Engels teve certamente influência em muitos aspectos do pensamento de
Marx, escrevia com facilidade – escreveu, de resto, alguns textos
assinados por Marx – e pensou e escreveu também por sua conta, mas
acabou por ficar para a posteridade, como era sua própria vontade, como
um simples epígono e discípulo do seu grande amigo e protegido.

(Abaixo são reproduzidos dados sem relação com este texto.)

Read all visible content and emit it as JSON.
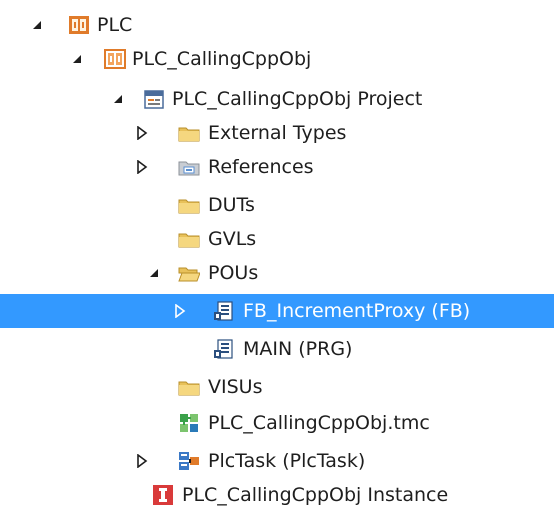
{
  "tree": {
    "items": [
      {
        "label": "PLC",
        "icon": "plc-icon",
        "expander": "expanded"
      },
      {
        "label": "PLC_CallingCppObj",
        "icon": "plc-project-icon",
        "expander": "expanded"
      },
      {
        "label": "PLC_CallingCppObj Project",
        "icon": "project-icon",
        "expander": "expanded"
      },
      {
        "label": "External Types",
        "icon": "folder-icon",
        "expander": "collapsed"
      },
      {
        "label": "References",
        "icon": "references-icon",
        "expander": "collapsed"
      },
      {
        "label": "DUTs",
        "icon": "folder-icon",
        "expander": "none"
      },
      {
        "label": "GVLs",
        "icon": "folder-icon",
        "expander": "none"
      },
      {
        "label": "POUs",
        "icon": "folder-open-icon",
        "expander": "expanded"
      },
      {
        "label": "FB_IncrementProxy (FB)",
        "icon": "pou-icon",
        "expander": "collapsed",
        "selected": true
      },
      {
        "label": "MAIN (PRG)",
        "icon": "pou-icon",
        "expander": "none"
      },
      {
        "label": "VISUs",
        "icon": "folder-icon",
        "expander": "none"
      },
      {
        "label": "PLC_CallingCppObj.tmc",
        "icon": "tmc-file-icon",
        "expander": "none"
      },
      {
        "label": "PlcTask (PlcTask)",
        "icon": "task-icon",
        "expander": "collapsed"
      },
      {
        "label": "PLC_CallingCppObj Instance",
        "icon": "instance-icon",
        "expander": "none"
      }
    ]
  },
  "colors": {
    "selection": "#3399ff",
    "folder": "#e8c15a",
    "plc_orange": "#e07b2a",
    "instance_red": "#d93a3a"
  }
}
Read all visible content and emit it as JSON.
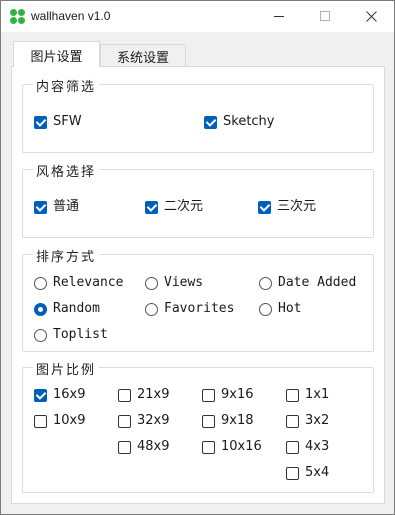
{
  "window": {
    "title": "wallhaven v1.0",
    "icon": "clover-icon",
    "controls": [
      "minimize",
      "maximize",
      "close"
    ]
  },
  "tabs": [
    {
      "label": "图片设置",
      "active": true
    },
    {
      "label": "系统设置",
      "active": false
    }
  ],
  "content_filter": {
    "title": "内容筛选",
    "options": [
      {
        "label": "SFW",
        "checked": true
      },
      {
        "label": "Sketchy",
        "checked": true
      }
    ]
  },
  "style_select": {
    "title": "风格选择",
    "options": [
      {
        "label": "普通",
        "checked": true
      },
      {
        "label": "二次元",
        "checked": true
      },
      {
        "label": "三次元",
        "checked": true
      }
    ]
  },
  "sort_method": {
    "title": "排序方式",
    "selected": "Random",
    "options": [
      {
        "label": "Relevance",
        "selected": false
      },
      {
        "label": "Views",
        "selected": false
      },
      {
        "label": "Date Added",
        "selected": false
      },
      {
        "label": "Random",
        "selected": true
      },
      {
        "label": "Favorites",
        "selected": false
      },
      {
        "label": "Hot",
        "selected": false
      },
      {
        "label": "Toplist",
        "selected": false
      }
    ]
  },
  "aspect_ratio": {
    "title": "图片比例",
    "options": [
      {
        "label": "16x9",
        "checked": true
      },
      {
        "label": "21x9",
        "checked": false
      },
      {
        "label": "9x16",
        "checked": false
      },
      {
        "label": "1x1",
        "checked": false
      },
      {
        "label": "10x9",
        "checked": false
      },
      {
        "label": "32x9",
        "checked": false
      },
      {
        "label": "9x18",
        "checked": false
      },
      {
        "label": "3x2",
        "checked": false
      },
      {
        "label": "48x9",
        "checked": false
      },
      {
        "label": "10x16",
        "checked": false
      },
      {
        "label": "4x3",
        "checked": false
      },
      {
        "label": "5x4",
        "checked": false
      }
    ]
  },
  "colors": {
    "accent": "#005fb8",
    "icon_green": "#2fb344"
  }
}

O “socialismo científico” (ainda não assim chamado), nem sempre muito socialista e quase nunca científico, de que o Manifesto se faz precoce porta-voz é uma doutrina cheia de erros, contradições, falácias, flutuações. A mensagem do Manifesto é dotada, no entanto, de um poder de atracção extraordinário,
que sobreviveu a todas as hesitações, reviravoltas e contorções em que
os autores foram férteis sempre que a teimosia dos factos e
as conveniências políticas o tornaram necessário. É uma mensagem
simples, convincente e contundente.
O marxismo já tem sido visto –
entre outros, por Raymond Aron, por sinal – como uma “religião”; um
livro publicado em princípios dos anos 50 do século XX, “autobiografia
coletiva de uma geração” de antigos comunistas desiludidos, chamava-se,
não por acaso, The God that failed, O Deus que falhou, na tradução publicada no Brasil. O certo é que o Manifesto
é um magistral exercício literário e propagandístico que fixou para
sempre certas fórmulas e conceitos (“a luta de classes”, a “sociedade
sem classes”, as “locomotivas da História”, o “proletariado”, a
“burguesia”), que se continuam a repetir e entraram mesmo
na linguagem comum com o sentido ou a falta dele que lhe deram os
autores. Mas também o atravessa um sopro messiânico e profético. Nisso
Marx não desdoura a sua ascendência de rabinos judeus. Diz o historiador
comunista Eric Hobsbawm a propósito do Manifesto que Marx não
descrevia o capitalismo como era no seu tempo: fazia sim uma “história
do futuro”, do que era o destino do mundo transformado pela “lógica do
capitalismo”.
Hobsbawm defende sempre com inteligência e frieza a
sua dama, mas isto só é verdade até certo ponto. Marx reconheceu, de
facto, o que só tinha sido visto com igual clareza, antes dele,
pelos grandes pensadores conservadores: o “papel revolucionário” da “burguesia” e do “capitalismo”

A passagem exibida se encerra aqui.